Dear STONITH, You maintain my INTEGRITY at all time. Yours, Server
As you are all aware, HANA database can only be installed on Linux server and I often see business continuity as important topic of discussion when designing solution on HANA. Business continuity is a broad term and it’s much bigger than IT as it covers all pieces of continuing the business in the aftermath of a disaster. But here in this blog I will specifically talk about High Availability of HANA database, which refers to the time required by a HANA to respond to clients’ requests and the period when a service is available.
I have already written a three series blog (Part 1, Part 2 and Part 3), which highlights how to set up High Availability for HANA database using SLES High Availability Extension but the missing part in that blog was, the details about Linux server integrity and how it is achieved. In my earlier blog, I have mentioned a step where we create STONITH on Linux cluster but details on what is STONITH, why it is used and different STONITH method will be covered in this blog.
In DBMS, to maintain consistency of data we follow ACID properties which make sure that integrity of database is maintained at all time (before and after transaction). It refers to correctness of databases. This is how database integrity is maintained, but how can we maintain integrity of severs in a cluster? How can we be sure that we don’t encounter below situation in Linux cluster and make sure the correctness of servers?
- Either your node is down and is not running the cluster resources it is responsible for.
- Your node isn’t down but the cluster resources are no longer synchronized with other nodes in the cluster.
Second situation is known as “split brain scenario”, and this may result in bad things happening to the cluster resources. Imagine, for example, a database that starts running twice in the cluster or a file system that starts to be written between two independent nodes. So, having a split brain in the cluster is bad, and the only way to ensure that no such scenario can occur in the cluster is by using the STONITH approach
STONITH (Shoot the Other Node in The Head), is a basically a fencing mechanism which powers down the selected server remotely, removing it from cluster and allowing other nodes in the cluster to take over. There are different mechanisms to implement STONITH method and implementation varies based on the deployment – On Premise or Cloud.
IMPORTANT NOTE: Without a valid STONITH method, the complete cluster is unsupported and will not work properly.
Below are few methods to implement STONITH:
Disk-based STONITH: external/sbd (On Premise – Best Practice)
Hardware-based STONITH: external/ipmi (On Premise – Second Choice)
Cloud (STONITH for cross zone availability)
Overlay IP-based STONITH: external/ec2 (AWS Cloud)
- ec2 is an I/O Fencing agent which can be used with Amazon EC2 instances.
Fencing Agent-based STONITH: fence_azure_arm (Azure Cloud)
- Used to de-allocate virtual machines and to report power state of virtual machines running in Azure
GCP STONITH: external/gcpstonith (Google Cloud)
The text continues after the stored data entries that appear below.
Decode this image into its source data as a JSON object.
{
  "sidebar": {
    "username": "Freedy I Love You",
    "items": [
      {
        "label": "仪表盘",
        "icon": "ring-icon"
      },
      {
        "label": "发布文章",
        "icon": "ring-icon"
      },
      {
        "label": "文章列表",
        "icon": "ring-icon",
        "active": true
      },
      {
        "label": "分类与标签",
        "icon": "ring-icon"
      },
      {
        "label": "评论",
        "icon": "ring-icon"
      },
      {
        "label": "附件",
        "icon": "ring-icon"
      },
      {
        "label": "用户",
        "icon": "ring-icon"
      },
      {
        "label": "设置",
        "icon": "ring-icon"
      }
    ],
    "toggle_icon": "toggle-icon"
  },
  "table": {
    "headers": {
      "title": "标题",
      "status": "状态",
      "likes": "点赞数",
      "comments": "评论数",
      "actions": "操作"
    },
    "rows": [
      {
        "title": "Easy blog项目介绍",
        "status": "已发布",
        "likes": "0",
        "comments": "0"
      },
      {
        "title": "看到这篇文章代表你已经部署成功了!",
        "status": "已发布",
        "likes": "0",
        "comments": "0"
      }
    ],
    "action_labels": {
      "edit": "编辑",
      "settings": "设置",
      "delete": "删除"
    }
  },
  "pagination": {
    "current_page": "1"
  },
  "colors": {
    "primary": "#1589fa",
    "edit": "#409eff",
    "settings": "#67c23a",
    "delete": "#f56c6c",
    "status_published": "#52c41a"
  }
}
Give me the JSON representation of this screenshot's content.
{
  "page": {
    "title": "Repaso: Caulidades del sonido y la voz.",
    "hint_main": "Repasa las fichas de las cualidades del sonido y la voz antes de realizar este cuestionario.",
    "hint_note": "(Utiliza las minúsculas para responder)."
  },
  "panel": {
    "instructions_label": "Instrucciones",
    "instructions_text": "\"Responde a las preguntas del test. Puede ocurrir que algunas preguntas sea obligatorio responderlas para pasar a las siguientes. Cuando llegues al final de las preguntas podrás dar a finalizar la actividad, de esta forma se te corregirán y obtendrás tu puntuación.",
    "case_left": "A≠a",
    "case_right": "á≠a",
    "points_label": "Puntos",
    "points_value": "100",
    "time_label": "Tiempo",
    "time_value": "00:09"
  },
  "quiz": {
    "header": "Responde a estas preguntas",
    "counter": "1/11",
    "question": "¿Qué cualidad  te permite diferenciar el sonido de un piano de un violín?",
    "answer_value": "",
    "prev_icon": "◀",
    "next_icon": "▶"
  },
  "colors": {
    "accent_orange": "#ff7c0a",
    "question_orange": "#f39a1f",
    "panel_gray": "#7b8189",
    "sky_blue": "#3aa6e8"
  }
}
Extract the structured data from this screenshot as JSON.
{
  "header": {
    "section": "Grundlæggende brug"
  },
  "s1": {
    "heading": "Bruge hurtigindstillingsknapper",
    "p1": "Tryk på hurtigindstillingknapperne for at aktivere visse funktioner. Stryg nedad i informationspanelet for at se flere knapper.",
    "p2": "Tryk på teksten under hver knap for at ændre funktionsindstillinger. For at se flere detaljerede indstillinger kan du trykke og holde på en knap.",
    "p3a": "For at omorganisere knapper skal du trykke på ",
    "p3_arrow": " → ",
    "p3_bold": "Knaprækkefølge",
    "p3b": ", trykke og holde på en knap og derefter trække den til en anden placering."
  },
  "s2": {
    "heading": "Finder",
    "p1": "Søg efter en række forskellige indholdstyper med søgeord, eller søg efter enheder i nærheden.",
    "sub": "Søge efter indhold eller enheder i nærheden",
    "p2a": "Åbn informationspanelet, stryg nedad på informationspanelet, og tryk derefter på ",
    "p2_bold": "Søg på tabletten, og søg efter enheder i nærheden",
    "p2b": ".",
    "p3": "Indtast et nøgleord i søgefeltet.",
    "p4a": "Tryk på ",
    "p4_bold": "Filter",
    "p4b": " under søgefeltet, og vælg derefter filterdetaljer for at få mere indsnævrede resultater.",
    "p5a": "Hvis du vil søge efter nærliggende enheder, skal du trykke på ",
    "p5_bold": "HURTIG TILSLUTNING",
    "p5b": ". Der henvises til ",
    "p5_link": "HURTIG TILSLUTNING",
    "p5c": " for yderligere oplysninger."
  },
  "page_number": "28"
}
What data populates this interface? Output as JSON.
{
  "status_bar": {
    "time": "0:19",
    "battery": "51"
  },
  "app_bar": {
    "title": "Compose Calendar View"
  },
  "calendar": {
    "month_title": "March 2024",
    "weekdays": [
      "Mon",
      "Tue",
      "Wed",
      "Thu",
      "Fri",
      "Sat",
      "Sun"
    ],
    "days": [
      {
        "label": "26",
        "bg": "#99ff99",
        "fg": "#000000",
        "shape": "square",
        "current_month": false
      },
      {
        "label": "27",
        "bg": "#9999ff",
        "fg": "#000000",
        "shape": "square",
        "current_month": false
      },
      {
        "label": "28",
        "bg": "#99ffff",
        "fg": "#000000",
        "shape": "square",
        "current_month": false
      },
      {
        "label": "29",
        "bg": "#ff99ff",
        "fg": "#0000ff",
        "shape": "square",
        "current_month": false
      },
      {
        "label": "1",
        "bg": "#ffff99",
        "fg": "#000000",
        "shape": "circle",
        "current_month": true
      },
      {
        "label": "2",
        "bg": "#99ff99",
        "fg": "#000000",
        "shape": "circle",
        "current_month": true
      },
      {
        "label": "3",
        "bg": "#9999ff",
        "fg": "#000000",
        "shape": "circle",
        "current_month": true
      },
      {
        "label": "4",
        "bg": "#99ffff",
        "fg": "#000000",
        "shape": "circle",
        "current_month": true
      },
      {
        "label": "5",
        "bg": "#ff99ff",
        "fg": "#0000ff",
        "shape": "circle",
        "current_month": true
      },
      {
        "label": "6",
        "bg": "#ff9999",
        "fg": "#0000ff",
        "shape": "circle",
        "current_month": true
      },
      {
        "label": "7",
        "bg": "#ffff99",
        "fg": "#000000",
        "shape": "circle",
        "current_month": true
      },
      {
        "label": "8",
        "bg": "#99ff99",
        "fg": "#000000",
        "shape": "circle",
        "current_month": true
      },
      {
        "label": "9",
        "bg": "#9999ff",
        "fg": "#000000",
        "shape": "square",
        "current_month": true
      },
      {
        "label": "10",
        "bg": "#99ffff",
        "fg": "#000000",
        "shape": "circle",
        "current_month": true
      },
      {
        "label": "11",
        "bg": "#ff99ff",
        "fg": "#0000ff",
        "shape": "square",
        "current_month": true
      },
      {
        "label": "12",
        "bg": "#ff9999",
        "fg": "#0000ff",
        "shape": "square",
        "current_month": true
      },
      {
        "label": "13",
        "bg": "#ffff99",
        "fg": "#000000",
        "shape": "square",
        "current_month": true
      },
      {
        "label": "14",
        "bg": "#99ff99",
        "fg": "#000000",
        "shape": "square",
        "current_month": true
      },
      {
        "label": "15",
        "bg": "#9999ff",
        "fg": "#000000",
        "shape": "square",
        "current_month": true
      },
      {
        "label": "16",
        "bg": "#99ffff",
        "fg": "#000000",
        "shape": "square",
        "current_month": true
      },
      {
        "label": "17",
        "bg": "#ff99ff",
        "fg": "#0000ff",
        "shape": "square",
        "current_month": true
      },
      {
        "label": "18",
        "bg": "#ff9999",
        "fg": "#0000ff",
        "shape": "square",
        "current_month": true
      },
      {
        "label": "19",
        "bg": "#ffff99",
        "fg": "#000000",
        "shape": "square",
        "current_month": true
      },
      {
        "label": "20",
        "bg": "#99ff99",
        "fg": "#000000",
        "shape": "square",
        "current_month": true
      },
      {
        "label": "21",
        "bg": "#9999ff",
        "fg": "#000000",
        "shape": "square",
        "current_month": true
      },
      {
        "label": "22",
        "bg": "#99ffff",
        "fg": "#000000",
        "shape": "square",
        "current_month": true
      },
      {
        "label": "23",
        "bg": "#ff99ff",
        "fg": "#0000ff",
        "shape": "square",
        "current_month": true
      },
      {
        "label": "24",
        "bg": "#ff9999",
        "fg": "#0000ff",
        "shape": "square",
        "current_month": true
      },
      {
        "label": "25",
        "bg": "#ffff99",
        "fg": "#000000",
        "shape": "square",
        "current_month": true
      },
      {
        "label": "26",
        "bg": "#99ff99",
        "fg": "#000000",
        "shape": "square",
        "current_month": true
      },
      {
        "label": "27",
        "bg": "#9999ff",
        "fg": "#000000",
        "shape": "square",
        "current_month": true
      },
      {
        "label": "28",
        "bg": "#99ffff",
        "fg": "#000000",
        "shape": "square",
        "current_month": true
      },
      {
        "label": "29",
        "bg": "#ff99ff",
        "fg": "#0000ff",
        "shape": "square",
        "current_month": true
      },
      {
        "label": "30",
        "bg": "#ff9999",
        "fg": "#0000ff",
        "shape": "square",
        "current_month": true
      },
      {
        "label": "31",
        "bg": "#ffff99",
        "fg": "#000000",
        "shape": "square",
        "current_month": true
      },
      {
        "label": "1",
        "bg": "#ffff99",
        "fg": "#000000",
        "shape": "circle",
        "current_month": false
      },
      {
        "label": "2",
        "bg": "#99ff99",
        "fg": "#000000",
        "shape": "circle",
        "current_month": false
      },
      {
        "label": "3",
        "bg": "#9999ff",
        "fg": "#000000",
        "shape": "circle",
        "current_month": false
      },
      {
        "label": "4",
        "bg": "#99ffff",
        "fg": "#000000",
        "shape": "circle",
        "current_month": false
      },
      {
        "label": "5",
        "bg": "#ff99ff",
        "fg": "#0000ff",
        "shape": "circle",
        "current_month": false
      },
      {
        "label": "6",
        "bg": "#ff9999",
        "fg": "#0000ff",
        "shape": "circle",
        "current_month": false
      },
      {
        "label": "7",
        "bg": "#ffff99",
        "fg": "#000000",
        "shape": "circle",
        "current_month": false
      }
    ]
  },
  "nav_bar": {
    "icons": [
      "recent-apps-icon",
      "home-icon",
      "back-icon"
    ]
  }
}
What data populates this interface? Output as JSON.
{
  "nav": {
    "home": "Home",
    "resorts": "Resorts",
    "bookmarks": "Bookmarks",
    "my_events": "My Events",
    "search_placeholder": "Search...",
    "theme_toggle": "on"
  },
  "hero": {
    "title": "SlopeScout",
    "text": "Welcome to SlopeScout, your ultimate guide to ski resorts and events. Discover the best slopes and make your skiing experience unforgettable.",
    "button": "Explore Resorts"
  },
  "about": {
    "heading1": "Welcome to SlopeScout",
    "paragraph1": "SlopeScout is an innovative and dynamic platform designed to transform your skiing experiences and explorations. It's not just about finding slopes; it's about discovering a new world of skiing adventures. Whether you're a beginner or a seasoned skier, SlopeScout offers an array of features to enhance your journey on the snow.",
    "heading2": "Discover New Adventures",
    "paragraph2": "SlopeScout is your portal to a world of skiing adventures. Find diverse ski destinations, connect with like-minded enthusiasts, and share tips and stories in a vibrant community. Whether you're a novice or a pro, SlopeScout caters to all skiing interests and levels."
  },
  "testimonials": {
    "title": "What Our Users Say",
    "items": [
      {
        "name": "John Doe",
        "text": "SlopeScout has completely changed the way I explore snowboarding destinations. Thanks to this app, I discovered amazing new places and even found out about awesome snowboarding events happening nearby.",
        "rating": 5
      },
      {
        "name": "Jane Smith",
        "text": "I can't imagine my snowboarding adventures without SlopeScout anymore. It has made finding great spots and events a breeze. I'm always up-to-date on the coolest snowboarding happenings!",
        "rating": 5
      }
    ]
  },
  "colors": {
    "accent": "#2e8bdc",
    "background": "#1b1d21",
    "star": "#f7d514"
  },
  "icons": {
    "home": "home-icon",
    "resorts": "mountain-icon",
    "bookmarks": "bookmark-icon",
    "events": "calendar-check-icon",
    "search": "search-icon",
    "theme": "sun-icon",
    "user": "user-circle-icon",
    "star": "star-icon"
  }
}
- Google Cloud Platform host reset/poweron/poweroff/move
OpenAPI-based STONITH: fence_aliyun (Alibaba)
In this blog, I will try to explain about Disk STONITH method in details as this is basically the most adopted method for Linux cluster on HANA on Premise and little overview on hardware-based STONITH.
As mentioned earlier, we can encounter a “split brain scenario” where cluster resources are not in sync and each node in the cluster believes it is the only active cluster. To avoid this, we can configure Split Brain Detection (SBD) as node fencing mechanism to shut down the device in case of split-brain scenario. SBD provides a node fencing mechanism for Pacemaker-based clusters through the exchange of messages via shared block storage
To use this solution, you need a shared disk. So, for obvious reason this solution is much more feasible for On-Premise, as in cloud each availability zone is independent of each other so having a shared disk over SAN is not possible. As most server use SAN to provide access to data (storage), so availability of shared disk devices across nodes in the cluster won’t be a problem in On-Premise deployment.
On this shared disk, we create a small partition that is used for SBD. The size of the partition depends on the block size of the used disk (for example, 1 MB for standard SCSI disks with 512 Byte block size or 4 MB for DASD disks with 4 kB block size).
In normal situation, SBD daemon which runs on all nodes in the cluster, will monitor the shared storage. When SBD daemon loses access to storage devices, it terminates itself in case the disk become unreachable. Increased protection is offered through watchdog, where daemon continuously writes a service pulse – if the daemon stops feeding the watchdog, the hardware will enforce a system restart. This protects against failures of the SBD process itself, such as dying, or becoming stuck on an IO error. So, the pacemaker software configuration ensures a safe transition of resources in the cluster in case when node is down.
SBD STONITH is a simple but effective way to ensure the integrity of data and other nodes in a Linux cluster.
IMPORTANT: If you use sbd as the fencing mechanism, you need one or more shared drives. For
productive environments, it is recommend to have more than one sbd device.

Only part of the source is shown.